礼拝メモ 1月17日

聖書 ローマ人への手紙5章1節-11節

 今月は教会総会が開かれます。今朝から三回、教会について考えます。今朝は、ローマ人への手紙の5章です。

 この手紙を書いたのはパウロですが、ふつう、この手紙は教理の手紙と考えられています。確かに、人間の罪から始まって、信仰によって義と認められる恵み、聖霊による信仰の歩みなど、教理的にまとまっています。しかし、パウロは、この教理を生きた人です。文章は硬い感じがあるかもしれませんが、パウロの心はフツフツと燃えていたのではないかと考えます。その意味で、この5章を見ると、すばらしい章であると言えます。パウロは、イエス様の身代わりの死をしみじみと考えて、その結果与えられる恵みを次々と数えているように見えます。

 4章ではアブラハムの例を上げながら、信仰によって義とされる恵みを語ってきました。1節でそれを締めくくり、すぐに心に浮かんだ恵みを「神との平和」と語っています。パウロは迫害に明け暮れていた時がありました。しかし、ダマスコに向かう道で、主イエス様から「とげのついた棒を蹴るのは、あなたには痛い」と言われました。それは、迫害をしても、相手のクリスチャンの反応は、普通の人の反応と違い、穏やかでした。迫害に猛反発してくれば、パウロは満足だったのかもしれません。でも、穏やかなのです。そして、迫害をしながら彼の心に「痛み」が生まれていたのです。それが、イエス様を救い主と信じたとき、その痛みは取り去られ、神との平和が心に満ちたのです。それは恵み以外の何ものでもありませんでした。

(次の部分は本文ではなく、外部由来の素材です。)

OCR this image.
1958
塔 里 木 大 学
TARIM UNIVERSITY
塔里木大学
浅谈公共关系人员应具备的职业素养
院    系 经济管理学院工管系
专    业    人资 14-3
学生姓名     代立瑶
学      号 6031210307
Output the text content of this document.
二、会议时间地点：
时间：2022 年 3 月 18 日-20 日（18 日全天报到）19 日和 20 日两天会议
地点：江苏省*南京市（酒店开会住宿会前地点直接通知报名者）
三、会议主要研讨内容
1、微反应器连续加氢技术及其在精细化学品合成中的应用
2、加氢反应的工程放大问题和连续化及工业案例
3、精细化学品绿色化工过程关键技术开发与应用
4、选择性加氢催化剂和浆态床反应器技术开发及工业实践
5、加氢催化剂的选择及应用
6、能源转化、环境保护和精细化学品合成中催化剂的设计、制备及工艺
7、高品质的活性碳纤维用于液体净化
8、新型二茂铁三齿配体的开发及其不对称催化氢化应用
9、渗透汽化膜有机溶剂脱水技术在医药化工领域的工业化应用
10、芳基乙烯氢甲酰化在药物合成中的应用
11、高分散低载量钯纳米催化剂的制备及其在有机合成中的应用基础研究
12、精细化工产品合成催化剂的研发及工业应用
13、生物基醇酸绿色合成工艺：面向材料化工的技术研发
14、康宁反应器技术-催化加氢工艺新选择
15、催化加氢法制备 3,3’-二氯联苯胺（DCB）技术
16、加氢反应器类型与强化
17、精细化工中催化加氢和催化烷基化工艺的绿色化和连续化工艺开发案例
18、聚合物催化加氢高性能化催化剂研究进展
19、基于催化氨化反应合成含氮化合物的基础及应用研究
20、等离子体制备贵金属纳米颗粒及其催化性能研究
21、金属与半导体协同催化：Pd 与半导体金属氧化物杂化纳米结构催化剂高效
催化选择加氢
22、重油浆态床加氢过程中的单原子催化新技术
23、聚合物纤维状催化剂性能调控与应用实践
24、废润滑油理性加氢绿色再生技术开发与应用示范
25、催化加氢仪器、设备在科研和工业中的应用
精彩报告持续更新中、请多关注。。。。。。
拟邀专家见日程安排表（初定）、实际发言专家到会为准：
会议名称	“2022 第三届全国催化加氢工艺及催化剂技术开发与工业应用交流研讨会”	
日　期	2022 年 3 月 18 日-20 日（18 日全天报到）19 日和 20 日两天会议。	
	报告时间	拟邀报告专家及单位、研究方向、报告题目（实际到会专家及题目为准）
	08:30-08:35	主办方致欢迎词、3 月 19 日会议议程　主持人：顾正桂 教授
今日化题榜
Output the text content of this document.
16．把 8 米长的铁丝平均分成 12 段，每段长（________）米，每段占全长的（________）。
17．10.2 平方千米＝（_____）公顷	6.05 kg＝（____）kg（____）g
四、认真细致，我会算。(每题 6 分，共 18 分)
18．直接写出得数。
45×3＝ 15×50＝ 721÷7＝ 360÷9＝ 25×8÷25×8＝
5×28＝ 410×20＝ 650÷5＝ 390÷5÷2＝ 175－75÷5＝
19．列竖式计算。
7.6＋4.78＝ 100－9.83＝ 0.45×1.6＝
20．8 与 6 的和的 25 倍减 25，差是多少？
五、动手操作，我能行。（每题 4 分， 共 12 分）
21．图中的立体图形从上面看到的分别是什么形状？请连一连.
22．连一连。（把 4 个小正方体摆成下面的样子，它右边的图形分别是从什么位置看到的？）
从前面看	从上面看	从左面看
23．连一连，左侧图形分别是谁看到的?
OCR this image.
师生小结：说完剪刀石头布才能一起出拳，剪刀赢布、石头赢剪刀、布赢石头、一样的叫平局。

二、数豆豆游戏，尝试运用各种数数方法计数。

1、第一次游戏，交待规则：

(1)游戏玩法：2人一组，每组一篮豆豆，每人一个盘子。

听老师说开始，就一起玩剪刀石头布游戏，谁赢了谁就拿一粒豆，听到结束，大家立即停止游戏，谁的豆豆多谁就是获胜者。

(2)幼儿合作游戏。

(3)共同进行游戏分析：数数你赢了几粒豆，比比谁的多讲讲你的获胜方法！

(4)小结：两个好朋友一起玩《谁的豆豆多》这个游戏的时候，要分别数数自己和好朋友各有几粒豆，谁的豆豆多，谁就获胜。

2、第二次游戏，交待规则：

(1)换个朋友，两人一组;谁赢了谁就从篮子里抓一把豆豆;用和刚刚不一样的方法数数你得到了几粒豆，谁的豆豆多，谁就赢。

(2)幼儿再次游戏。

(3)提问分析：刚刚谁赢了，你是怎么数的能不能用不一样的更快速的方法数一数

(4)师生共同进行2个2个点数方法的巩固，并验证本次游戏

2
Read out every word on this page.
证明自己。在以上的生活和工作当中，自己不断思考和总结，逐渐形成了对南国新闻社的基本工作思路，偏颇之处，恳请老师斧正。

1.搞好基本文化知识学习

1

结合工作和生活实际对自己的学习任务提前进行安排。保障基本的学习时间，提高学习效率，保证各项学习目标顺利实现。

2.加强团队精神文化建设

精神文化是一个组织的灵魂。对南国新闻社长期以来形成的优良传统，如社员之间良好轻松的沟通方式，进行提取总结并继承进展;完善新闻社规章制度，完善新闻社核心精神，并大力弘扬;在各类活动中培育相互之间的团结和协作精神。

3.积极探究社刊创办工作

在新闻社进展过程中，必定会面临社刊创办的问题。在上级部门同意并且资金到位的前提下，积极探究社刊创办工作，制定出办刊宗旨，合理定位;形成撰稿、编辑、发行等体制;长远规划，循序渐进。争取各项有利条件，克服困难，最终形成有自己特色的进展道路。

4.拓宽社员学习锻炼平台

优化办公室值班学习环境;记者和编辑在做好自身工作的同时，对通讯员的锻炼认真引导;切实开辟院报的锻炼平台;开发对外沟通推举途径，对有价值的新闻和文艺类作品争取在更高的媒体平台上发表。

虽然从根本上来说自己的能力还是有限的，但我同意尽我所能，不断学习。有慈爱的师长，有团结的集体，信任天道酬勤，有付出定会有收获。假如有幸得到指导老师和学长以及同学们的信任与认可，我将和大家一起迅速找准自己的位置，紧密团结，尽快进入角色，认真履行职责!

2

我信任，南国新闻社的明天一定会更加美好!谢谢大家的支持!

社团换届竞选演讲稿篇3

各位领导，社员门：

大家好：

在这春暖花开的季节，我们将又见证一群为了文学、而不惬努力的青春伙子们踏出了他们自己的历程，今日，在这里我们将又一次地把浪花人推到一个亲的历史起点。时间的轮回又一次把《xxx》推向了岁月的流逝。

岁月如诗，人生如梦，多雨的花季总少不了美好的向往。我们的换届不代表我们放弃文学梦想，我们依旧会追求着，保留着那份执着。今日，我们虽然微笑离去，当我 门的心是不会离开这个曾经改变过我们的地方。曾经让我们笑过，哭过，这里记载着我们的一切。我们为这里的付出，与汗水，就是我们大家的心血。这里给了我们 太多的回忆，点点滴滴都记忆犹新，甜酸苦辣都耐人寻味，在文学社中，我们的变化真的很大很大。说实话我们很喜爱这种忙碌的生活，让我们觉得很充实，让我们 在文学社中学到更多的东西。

 これこそ恵みだ、と大声で言いたかったのではないでしょうか。それは、また、パウロの求めていた復活の栄光にあずかる希望へと向かいました。

 信仰生活には、良いことばかりがあるのではありません。パウロはいろいろな苦難に会いました。苦しみをマイナスに捕らえて、意気消沈するのでなく、それを訓練の時と捕らえて、プラスに考えました。苦しみに耐える忍耐力が育つこと、そして、ふところの広い人となり、イエス様のような品性が生まれると信じたのです。

 そのように考えられる理由は、心に注がれている神の愛でした。伝道と牧会に明け暮れたパウロには、神の愛が迫っていたのです。そして、神の愛を口にすると、どうしても解説したくなったのです。パウロは神を冒涜し、教会を迫害し、クリスチャンに暴力をふるった人です。そんな自分が福音を伝える人になったのは、神の愛に触れたからにほかなりません。

 「実にキリストは、私たちがまだ弱かったころ、定められた時に、不敬虔な者たちのために死んでくださいました。」神の戒めを守れず、神のために生きていなかった不敬虔な者だったことを思い起こします。

 それ以上に、罪人であった者のために死んでくださった主イエス様を思うと、パウロは神の愛の深さ、大きさに、心がふるえる思いだったでしょう。そして、神の怒りから救われ、神と和解された、とパウロの心は拡がっていきます。イエス様は「わたしに味方しない者はわたしに敵対している」と語った方でもあります。パウロは、単にやってはいけないことをしてしまった、でとどまらず、神に敵対していた者だったのに、神の側から和解の手を延べてくださったのです。何とありがたいことでしょうか。主イエス・キリストによって神を喜ぶ人となったのです。教会は、そのような人の群れではないでしょうか。